Perlawanan gigih Argentina akhirnya runtuh setelah bermain dengan 10 pemain menyusul kartu merah Enzo Fernandez pada masa tambahan waktu. Ferran Torres menjadi penentu kemenangan lewat golnya di menit ke-106 yang memastikan kemenangan tipis 1-0 untuk Spanyol di New York. Kekalahan menyakitkan di babak perpanjangan waktu itu mengakhiri mimpi sang juara bertahan untuk meraih gelar dunia secara beruntun dengan cara yang memilukan.

Gelandang muda berikan janji emosional

Meski hanya menyaksikan laga tegang tersebut dari bangku cadangan, Paz menunjukkan kedewasaan luar biasa dengan segera menulis pesan penyemangat untuk rekan-rekannya. Pemain muda berbakat itu memuji kerja keras luar biasa dari rekan setimnya dan juga memberikan ucapan selamat yang elegan kepada para pemain Spanyol yang keluar sebagai pemenang.

Paz mengatakan: "Hari ini, lebih dari sebelumnya, saya bangga mewakili negara ini, tim nasional ini, dan menjadi bagian dari kelompok orang luar biasa yang berjuang mati-matian untuk warna ini serta memberikan hati dan jiwa mereka setiap saat.

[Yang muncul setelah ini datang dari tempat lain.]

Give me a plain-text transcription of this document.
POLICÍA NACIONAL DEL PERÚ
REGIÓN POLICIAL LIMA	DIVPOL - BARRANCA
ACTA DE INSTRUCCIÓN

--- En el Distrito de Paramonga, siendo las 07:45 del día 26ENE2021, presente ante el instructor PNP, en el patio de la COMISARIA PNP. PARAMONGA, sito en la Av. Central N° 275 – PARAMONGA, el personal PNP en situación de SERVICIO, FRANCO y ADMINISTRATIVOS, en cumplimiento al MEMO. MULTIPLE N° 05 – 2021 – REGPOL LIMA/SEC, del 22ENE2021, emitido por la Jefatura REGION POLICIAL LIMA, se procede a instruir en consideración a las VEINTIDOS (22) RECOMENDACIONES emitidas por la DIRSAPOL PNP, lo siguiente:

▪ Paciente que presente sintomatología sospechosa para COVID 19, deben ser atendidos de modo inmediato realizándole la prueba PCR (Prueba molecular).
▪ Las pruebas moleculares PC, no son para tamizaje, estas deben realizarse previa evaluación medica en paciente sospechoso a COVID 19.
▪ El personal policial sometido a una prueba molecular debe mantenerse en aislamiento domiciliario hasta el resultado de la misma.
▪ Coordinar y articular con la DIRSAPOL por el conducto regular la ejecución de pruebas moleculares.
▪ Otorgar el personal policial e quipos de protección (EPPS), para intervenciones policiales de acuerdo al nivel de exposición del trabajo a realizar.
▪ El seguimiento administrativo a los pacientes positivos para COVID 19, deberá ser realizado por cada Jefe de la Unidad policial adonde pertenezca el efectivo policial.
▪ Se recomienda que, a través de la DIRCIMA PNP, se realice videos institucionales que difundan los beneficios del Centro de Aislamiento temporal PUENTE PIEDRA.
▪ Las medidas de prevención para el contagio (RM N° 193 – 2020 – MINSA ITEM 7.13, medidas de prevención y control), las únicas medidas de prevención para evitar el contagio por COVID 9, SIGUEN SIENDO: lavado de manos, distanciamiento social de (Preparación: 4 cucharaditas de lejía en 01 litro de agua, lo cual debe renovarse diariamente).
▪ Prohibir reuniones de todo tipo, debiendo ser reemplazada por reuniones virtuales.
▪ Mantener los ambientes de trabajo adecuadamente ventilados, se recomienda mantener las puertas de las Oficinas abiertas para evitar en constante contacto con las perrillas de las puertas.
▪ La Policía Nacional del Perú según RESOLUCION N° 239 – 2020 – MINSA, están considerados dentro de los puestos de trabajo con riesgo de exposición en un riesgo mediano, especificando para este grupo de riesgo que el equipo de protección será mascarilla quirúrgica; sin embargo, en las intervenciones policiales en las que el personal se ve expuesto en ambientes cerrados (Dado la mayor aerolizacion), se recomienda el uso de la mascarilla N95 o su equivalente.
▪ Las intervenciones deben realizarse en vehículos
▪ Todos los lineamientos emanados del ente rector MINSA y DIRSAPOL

Saya hanya bisa mengucapkan terima kasih kepada mereka.

"Saya berjanji akan memberikan segalanya dari diri saya untuk membawa piala ini kembali ke Argentina.

"Selamat kepada Spanyol dan seluruh rakyat Spanyol.

"Argentina, selalu dalam suka maupun duka."

Final keras dan penuh ketegangan

Final di New York berlangsung keras dan penuh taktik, dengan banyak pelanggaran keras serta jeda paruh waktu yang aneh selama 27 menit untuk konser musik selebriti. Di luar lapangan, kubu Spanyol kerap melampiaskan kemarahan kepada wasit Slavko Vincic, menilai sang pengadil terlalu lunak terhadap beberapa tekel keras dari pemain Amerika Selatan.

Meski kekalahan ini menandai berakhirnya siklus kemenangan bagi Argentina, La Roja mencetak sejarah dengan menjadi negara pertama yang secara bersamaan memimpin sepak bola putra dan putri dunia.

Pembangunan ulang dipimpin pemain muda

Kegagalan mempertahankan gelar kemungkinan akan mempercepat masa transisi di ruang ganti Lionel Scaloni jelang siklus turnamen besar berikutnya. Talenta muda seperti Paz kini diperkirakan akan mendapat kesempatan lebih besar, sementara staf pelatih mulai mempersiapkan regenerasi dari beberapa pemain veteran yang mulai menurun. Tantangan pertama mereka adalah menata kembali mentalitas dan menemukan ritme permainan agar mampu menepati janji membawa kejayaan kembali ke Buenos Aires.